Calculating the amount of oxygen in a glass using candle burning time

I would like to calculate the amount of oxygen or concentration of oxygen in a glass or conical flask using candle burning time.

I am thinking of a simple way to calculate this based on the fact that the atmosphere contains $$21\,\%$$ oxygen. But I am not sure if this would give correct values.

Here is what I am thinking about: I could do a candle and glass experiment and count the time for burning of candle. First I will take a glass with atmosphere air and then keep it inverted on burning candle and count the time for burning. Next I will take a glass with oxygen-enriched air (with unknown concentration) and then keep it inverted on burning candle and count the time for burning.

Here is a simple formula using cross multiplication, I could use

$$x = \frac{t_\mathrm{OEA}}{t_\mathrm{air}}\cdot 21\,\%,$$

where $$x$$ is the concentration of oxygen-enriched air, $$t_\mathrm{OEA}$$ is the time taken to burn in oxygen-enriched air, $$t_\mathrm{air}$$ is the time taken to burn in atmospheric air.

Is this possible or is there a way to do this without having to buy oxygen sensors?
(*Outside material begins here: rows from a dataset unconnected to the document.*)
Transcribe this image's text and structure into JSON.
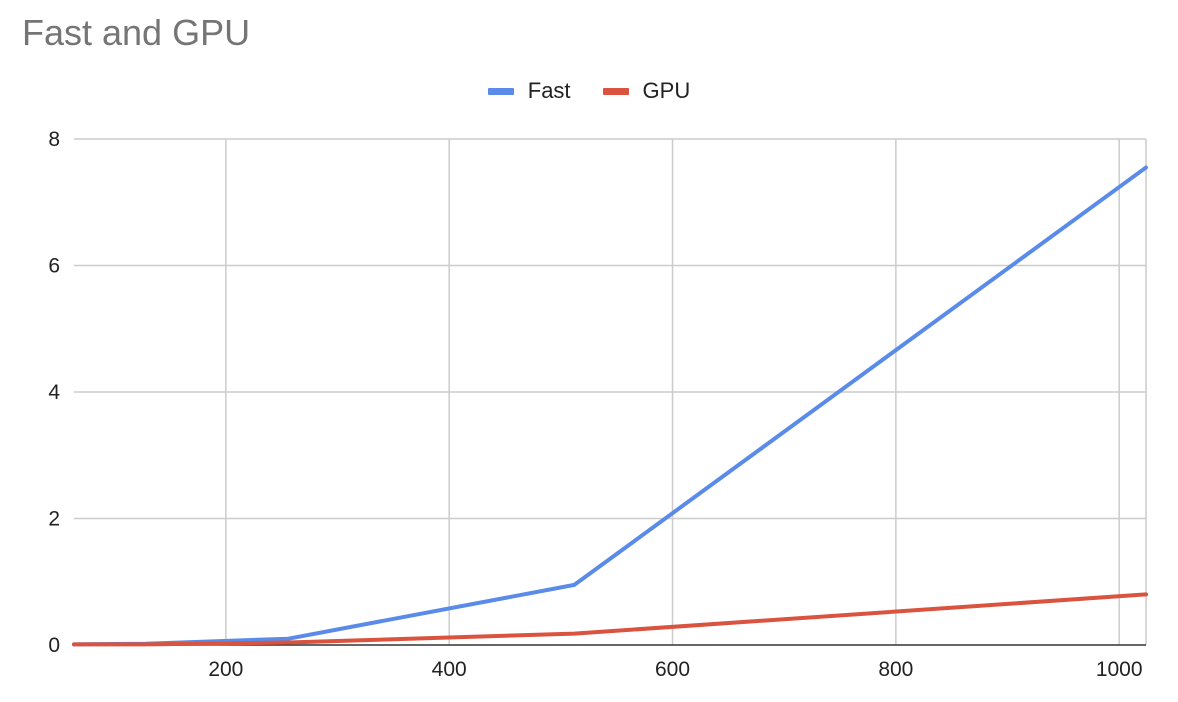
{
  "chart_data": {
    "type": "line",
    "title": "Fast and GPU",
    "xlabel": "",
    "ylabel": "",
    "xlim": [
      64,
      1024
    ],
    "ylim": [
      0,
      8
    ],
    "x_ticks": [
      200,
      400,
      600,
      800,
      1000
    ],
    "y_ticks": [
      0,
      2,
      4,
      6,
      8
    ],
    "grid": true,
    "legend_position": "top",
    "series": [
      {
        "name": "Fast",
        "color": "#5a8be8",
        "points": [
          [
            64,
            0.01
          ],
          [
            128,
            0.02
          ],
          [
            256,
            0.1
          ],
          [
            512,
            0.95
          ],
          [
            1024,
            7.55
          ]
        ]
      },
      {
        "name": "GPU",
        "color": "#d9533f",
        "points": [
          [
            64,
            0.01
          ],
          [
            128,
            0.01
          ],
          [
            256,
            0.04
          ],
          [
            512,
            0.18
          ],
          [
            1024,
            0.8
          ]
        ]
      }
    ]
  }
}
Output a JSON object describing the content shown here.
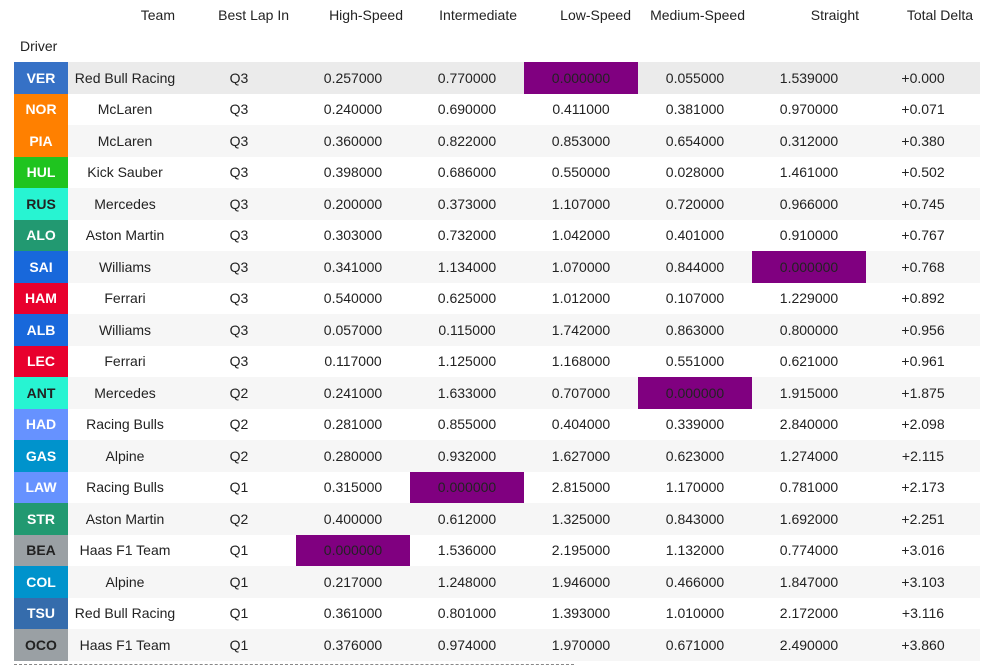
{
  "index_name": "Driver",
  "columns": [
    "Team",
    "Best Lap In",
    "High-Speed",
    "Intermediate",
    "Low-Speed",
    "Medium-Speed",
    "Straight",
    "Total Delta"
  ],
  "rows": [
    [
      "VER",
      "Red Bull Racing",
      "Q3",
      "0.257000",
      "0.770000",
      "0.000000",
      "0.055000",
      "1.539000",
      "+0.000"
    ],
    [
      "NOR",
      "McLaren",
      "Q3",
      "0.240000",
      "0.690000",
      "0.411000",
      "0.381000",
      "0.970000",
      "+0.071"
    ],
    [
      "PIA",
      "McLaren",
      "Q3",
      "0.360000",
      "0.822000",
      "0.853000",
      "0.654000",
      "0.312000",
      "+0.380"
    ],
    [
      "HUL",
      "Kick Sauber",
      "Q3",
      "0.398000",
      "0.686000",
      "0.550000",
      "0.028000",
      "1.461000",
      "+0.502"
    ],
    [
      "RUS",
      "Mercedes",
      "Q3",
      "0.200000",
      "0.373000",
      "1.107000",
      "0.720000",
      "0.966000",
      "+0.745"
    ],
    [
      "ALO",
      "Aston Martin",
      "Q3",
      "0.303000",
      "0.732000",
      "1.042000",
      "0.401000",
      "0.910000",
      "+0.767"
    ],
    [
      "SAI",
      "Williams",
      "Q3",
      "0.341000",
      "1.134000",
      "1.070000",
      "0.844000",
      "0.000000",
      "+0.768"
    ],
    [
      "HAM",
      "Ferrari",
      "Q3",
      "0.540000",
      "0.625000",
      "1.012000",
      "0.107000",
      "1.229000",
      "+0.892"
    ],
    [
      "ALB",
      "Williams",
      "Q3",
      "0.057000",
      "0.115000",
      "1.742000",
      "0.863000",
      "0.800000",
      "+0.956"
    ],
    [
      "LEC",
      "Ferrari",
      "Q3",
      "0.117000",
      "1.125000",
      "1.168000",
      "0.551000",
      "0.621000",
      "+0.961"
    ],
    [
      "ANT",
      "Mercedes",
      "Q2",
      "0.241000",
      "1.633000",
      "0.707000",
      "0.000000",
      "1.915000",
      "+1.875"
    ],
    [
      "HAD",
      "Racing Bulls",
      "Q2",
      "0.281000",
      "0.855000",
      "0.404000",
      "0.339000",
      "2.840000",
      "+2.098"
    ],
    [
      "GAS",
      "Alpine",
      "Q2",
      "0.280000",
      "0.932000",
      "1.627000",
      "0.623000",
      "1.274000",
      "+2.115"
    ],
    [
      "LAW",
      "Racing Bulls",
      "Q1",
      "0.315000",
      "0.000000",
      "2.815000",
      "1.170000",
      "0.781000",
      "+2.173"
    ],
    [
      "STR",
      "Aston Martin",
      "Q2",
      "0.400000",
      "0.612000",
      "1.325000",
      "0.843000",
      "1.692000",
      "+2.251"
    ],
    [
      "BEA",
      "Haas F1 Team",
      "Q1",
      "0.000000",
      "1.536000",
      "2.195000",
      "1.132000",
      "0.774000",
      "+3.016"
    ],
    [
      "COL",
      "Alpine",
      "Q1",
      "0.217000",
      "1.248000",
      "1.946000",
      "0.466000",
      "1.847000",
      "+3.103"
    ],
    [
      "TSU",
      "Red Bull Racing",
      "Q1",
      "0.361000",
      "0.801000",
      "1.393000",
      "1.010000",
      "2.172000",
      "+3.116"
    ],
    [
      "OCO",
      "Haas F1 Team",
      "Q1",
      "0.376000",
      "0.974000",
      "1.970000",
      "0.671000",
      "2.490000",
      "+3.860"
    ]
  ],
  "driver_colors": [
    "#3671C6",
    "#FF8000",
    "#FF8000",
    "#1fc41f",
    "#27F4D2",
    "#229971",
    "#1868DB",
    "#E8002D",
    "#1868DB",
    "#E8002D",
    "#27F4D2",
    "#6692FF",
    "#0093CC",
    "#6692FF",
    "#229971",
    "#9aa0a4",
    "#0093CC",
    "#356CAC",
    "#9aa0a4"
  ]
}
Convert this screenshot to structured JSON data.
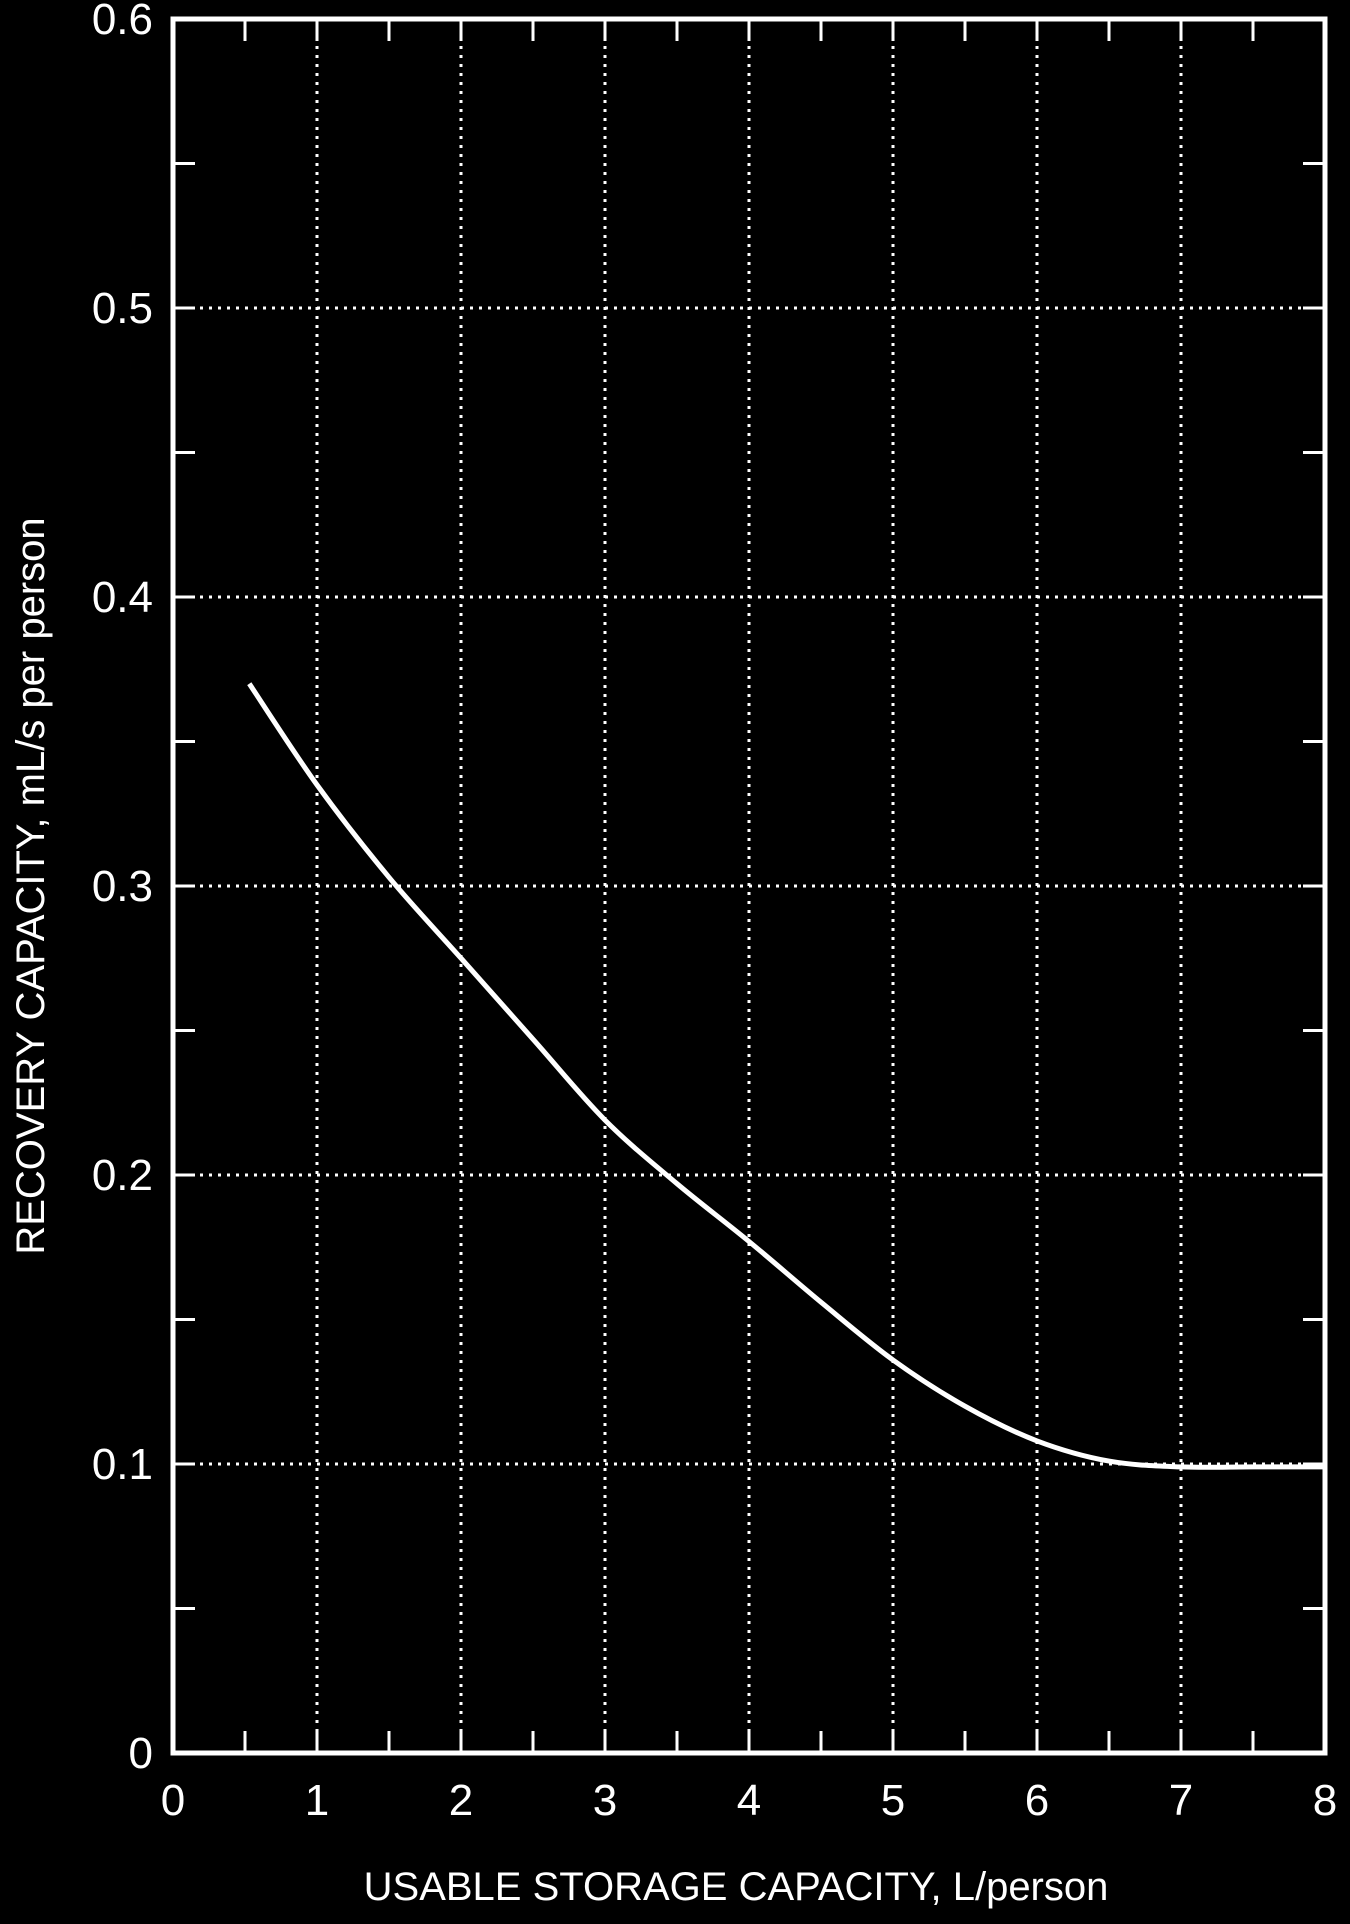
{
  "chart_data": {
    "type": "line",
    "title": "",
    "xlabel": "USABLE STORAGE CAPACITY, L/person",
    "ylabel": "RECOVERY CAPACITY, mL/s per person",
    "xlim": [
      0,
      8
    ],
    "ylim": [
      0,
      0.6
    ],
    "x_ticks": [
      0,
      1,
      2,
      3,
      4,
      5,
      6,
      7,
      8
    ],
    "x_tick_labels": [
      "0",
      "1",
      "2",
      "3",
      "4",
      "5",
      "6",
      "7",
      "8"
    ],
    "y_ticks": [
      0,
      0.1,
      0.2,
      0.3,
      0.4,
      0.5,
      0.6
    ],
    "y_tick_labels": [
      "0",
      "0.1",
      "0.2",
      "0.3",
      "0.4",
      "0.5",
      "0.6"
    ],
    "y_minor_ticks": [
      0.05,
      0.15,
      0.25,
      0.35,
      0.45,
      0.55
    ],
    "x_minor_ticks": [
      0.5,
      1.5,
      2.5,
      3.5,
      4.5,
      5.5,
      6.5,
      7.5
    ],
    "grid": true,
    "colors": {
      "background": "#000000",
      "foreground": "#ffffff"
    },
    "series": [
      {
        "x": [
          0.53,
          1.0,
          1.5,
          2.0,
          2.5,
          3.0,
          3.5,
          4.0,
          4.5,
          5.0,
          5.5,
          6.0,
          6.5,
          7.0,
          7.5,
          8.0
        ],
        "y": [
          0.37,
          0.335,
          0.303,
          0.275,
          0.247,
          0.219,
          0.197,
          0.177,
          0.156,
          0.136,
          0.12,
          0.108,
          0.101,
          0.099,
          0.099,
          0.099
        ]
      }
    ]
  }
}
• Your idea implies the rate of burning is independent on oxygen content, what is not true. Commented Jul 22, 2020 at 21:18
• @Poutnik , Thanks for reply, I am implying that the time of burning will depend on oxygen concentration in glass, as other ingredients such as fuel(candle wick) is in sufficient quantity Commented Jul 22, 2020 at 22:16
• You might want to think about the horrible Apollo 1 tragedy. As @Poutnik says, the burn rate is not independent of oxygen content and a linear relationship cannot simply be assumed.
– Ed V
Commented Jul 22, 2020 at 22:35
• @EdV , Thanks for explaining, so my assumption was wrong, a linear relationship cannot be made. If you could help me with a formula using which concentration of oxygen could be calculated, that would be great help. I just want to somehow get the concentration of oxygen without buying expensive oxygen sensor Commented Jul 22, 2020 at 22:56
• I would help if I could, but I do not know a good alternative that does not involve titration, etc. But there are many excellent chemists here, so maybe one of them will post a solid answer. I hope that happens!
– Ed V
Commented Jul 22, 2020 at 23:04

I think you will be better off measuring the volume change after complete burning.

A common demonstration was to place a candle in a dish of shallow water and light it, then put a clear cup over it and see how much water was sucked into the bottom as the oxygen is consumed. utilizing the same effect in a more controlled way perhaps would be a straightforward way to get a rough oxygen concentration.

When calculating it remember that 2 oxygen molecules are replaced by a single co2 molecule and you will want your water deep enough so that when the heated air expands it doesn't escape out the bottom and account for temperature differences either by doing the math or waiting for the temp to be the same.

Fully burning steel wool and measuring the gain in weight due to the oxygen getting incorporated into solid iron oxides might also work.

• One–not two–oxygen molecules produce one carbon dioxide molecule. But that can be absorbed in suitable water solutions. Commented Jul 23, 2020 at 18:51
• For burning hydrocarbons like candles it's 2 to one. It is 2*O2 + CH4 (or other hydrocarbon) -> CO2 + 2*H2O Commented Jul 23, 2020 at 22:12
• Actually for methane it is 3 oxygens in total but only one gives a gaseous product. For wax, that will be closer to 2 because the overall formula of the burning compound is closer to CH2, and one of the products is water, a liquid. You are right that you have to account for this to get the loss of oxygen gas, but the fact one product is also a gas is a complication (often ignored, though). Commented Jul 23, 2020 at 22:20
• Yeah, you would have to work it out for your specific fuel, or just do a batch of atmospheric air and reverse engineer the ratio. It sounds like for their purposes of an oxygen concentrator they will only need some fairly course measurements as they would expect fairly large changes in oxygen concentration and this method should work fine. Commented Jul 25, 2020 at 7:20

You might get better results using titration. Pick a substance that reacts fairly completely with atmospheric oxygen, and measure how much needs to be added to remove all the $$\ce{O2}$$ from a known volume.

For example, you might use washed, fine, steel wool (washing is needed o remove processing oils) to remove oxygen, and methylene blue with alkaline glucose to detect any remaining $$\ce{O2}$$.

You might also try the Winkler test to measure dissolved oxygen in water.